The unprecedented Saudi refusal to take up its Security Council seat is not just about Syria but a response to the Iranian threat
The Independent, 23 October 2013
The Muslim world’s historic – and deeply tragic – chasm between Sunni and Shia Islam is having worldwide repercussions. Syria’s civil war, America’s craven alliance with the Sunni Gulf autocracies, and Sunni (as well as Israeli) suspicions of Shia Iran are affecting even the work of the United Nations.
Saudi Arabia’s petulant refusal last week to take its place among non-voting members of the Security Council, an unprecedented step by any UN member, was intended to express the dictatorial monarchy’s displeasure with Washington’s refusal to bomb Syria after the use of chemical weapons in Damascus – but it also represented Saudi fears that Barack Obama might respond to Iranian overtures for better relations with the West.

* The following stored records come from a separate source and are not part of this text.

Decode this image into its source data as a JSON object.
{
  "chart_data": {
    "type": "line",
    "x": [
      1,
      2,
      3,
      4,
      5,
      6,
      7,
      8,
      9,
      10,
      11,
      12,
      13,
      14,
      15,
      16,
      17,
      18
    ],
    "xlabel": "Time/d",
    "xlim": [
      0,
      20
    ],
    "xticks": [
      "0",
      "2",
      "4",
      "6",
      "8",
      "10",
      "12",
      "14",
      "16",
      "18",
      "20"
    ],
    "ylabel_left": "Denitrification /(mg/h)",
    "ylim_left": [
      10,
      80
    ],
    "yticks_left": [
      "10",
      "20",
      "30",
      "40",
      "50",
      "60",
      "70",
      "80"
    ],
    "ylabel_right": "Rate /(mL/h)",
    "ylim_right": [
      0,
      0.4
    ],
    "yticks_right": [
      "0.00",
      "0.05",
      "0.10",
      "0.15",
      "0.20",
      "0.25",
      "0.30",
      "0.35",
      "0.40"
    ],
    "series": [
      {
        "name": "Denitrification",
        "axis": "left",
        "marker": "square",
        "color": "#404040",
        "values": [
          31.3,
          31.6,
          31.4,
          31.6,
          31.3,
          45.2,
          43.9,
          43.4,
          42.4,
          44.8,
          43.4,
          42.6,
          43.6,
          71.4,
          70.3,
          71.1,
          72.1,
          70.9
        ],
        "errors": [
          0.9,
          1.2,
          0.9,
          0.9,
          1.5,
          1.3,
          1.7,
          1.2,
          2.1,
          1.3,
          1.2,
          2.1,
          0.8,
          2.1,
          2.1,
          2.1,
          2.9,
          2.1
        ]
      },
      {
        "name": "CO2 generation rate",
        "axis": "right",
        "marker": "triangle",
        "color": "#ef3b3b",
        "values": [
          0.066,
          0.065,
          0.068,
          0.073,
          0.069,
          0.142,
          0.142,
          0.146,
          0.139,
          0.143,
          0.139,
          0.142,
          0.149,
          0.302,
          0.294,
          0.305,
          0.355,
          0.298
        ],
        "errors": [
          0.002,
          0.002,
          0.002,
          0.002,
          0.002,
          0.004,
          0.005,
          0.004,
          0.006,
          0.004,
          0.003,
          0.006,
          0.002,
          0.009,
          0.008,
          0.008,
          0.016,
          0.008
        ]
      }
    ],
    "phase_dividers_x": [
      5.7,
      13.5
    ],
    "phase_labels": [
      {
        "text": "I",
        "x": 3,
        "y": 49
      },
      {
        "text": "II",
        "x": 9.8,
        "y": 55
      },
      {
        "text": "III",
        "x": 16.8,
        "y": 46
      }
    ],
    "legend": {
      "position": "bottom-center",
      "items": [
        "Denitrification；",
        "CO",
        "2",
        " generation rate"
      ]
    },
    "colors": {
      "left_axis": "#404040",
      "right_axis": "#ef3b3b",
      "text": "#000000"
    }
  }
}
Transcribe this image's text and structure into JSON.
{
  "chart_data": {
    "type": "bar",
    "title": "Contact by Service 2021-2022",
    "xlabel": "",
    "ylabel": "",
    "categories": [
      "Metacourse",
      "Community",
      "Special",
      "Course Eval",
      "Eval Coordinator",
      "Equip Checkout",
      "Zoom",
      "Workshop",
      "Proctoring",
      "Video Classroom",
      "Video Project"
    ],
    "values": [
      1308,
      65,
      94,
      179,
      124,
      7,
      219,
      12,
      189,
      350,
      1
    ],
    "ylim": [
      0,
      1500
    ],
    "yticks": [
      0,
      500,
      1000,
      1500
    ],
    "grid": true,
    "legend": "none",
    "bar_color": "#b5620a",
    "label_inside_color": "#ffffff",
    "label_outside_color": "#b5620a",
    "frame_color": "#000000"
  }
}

The Saudi head of intelligence, Prince Bandar bin Sultan – a true buddy of President George W Bush during his 22 years as ambassador in Washington – has now rattled his tin drum to warn the Americans that Saudi Arabia will make a “major shift” in its relations with the US, not just because of its failure to attack Syria but for its inability to produce a fair Israeli-Palestinian peace settlement.
What this “major shift” might be – save for the usual Saudi hot air about its independence from US foreign policy – was a secret that the prince kept to himself.
Israel, of course, never loses an opportunity to publicise – quite accurately – how closely many of its Middle East policies now coincide with those of the wealthy potentates of the Arab Gulf.
Hatred of the Shia/Alawite Syrian regime, an unquenchable suspicion of Shia Iran’s nuclear plans and a general fear of Shia expansion is turning the unelected Sunni Arab monarchies into proxy allies of the Israeli state they have often sworn to destroy. Hardly, one imagines, the kind of notion that Prince Bandar wishes to publicise.
Furthermore, America’s latest contribution to Middle East “peace” could be the sale of $10.8bn worth of missiles and arms to Sunni Saudi Arabia and the equally Sunni United Arab Emirates, including GBU-39 bombs – the weapons cutely called “bunker-busters” – which they could use against Shia Iran. Israel, of course, possesses the very same armaments.
Whether the hapless Mr Kerry – whose risible promise of an “unbelievably small” attack on Syria made him the laughing stock of the Middle East – understands the degree to which he is committing his country to the Sunni side in Islam’s oldest conflict is the subject of much debate in the Arab world. His response to the Saudi refusal to take its place in the UN Security Council has been almost as weird.
After lunch on Monday at the Paris home of the Saudi Foreign Minister, Saud al-Faisal, Kerry – via his usual anonymous officials – said that he valued the autocracy’s leadership in the region, shared Riyadh’s desire to de-nuclearise Iran and to bring an end to the Syrian war. But Kerry’s insistence that Syrian President Bashar al-Assad and his regime must abandon power means that a Sunni government would take over Syria; and his wish to disarm Shia Iran – however notional its nuclear threat may be – would ensure that Sunni military power would dominate the Middle East from the Afghan border to the Mediterranean.
Few realise that Yemen constitutes another of the Saudi-Iranian battlegrounds in the region.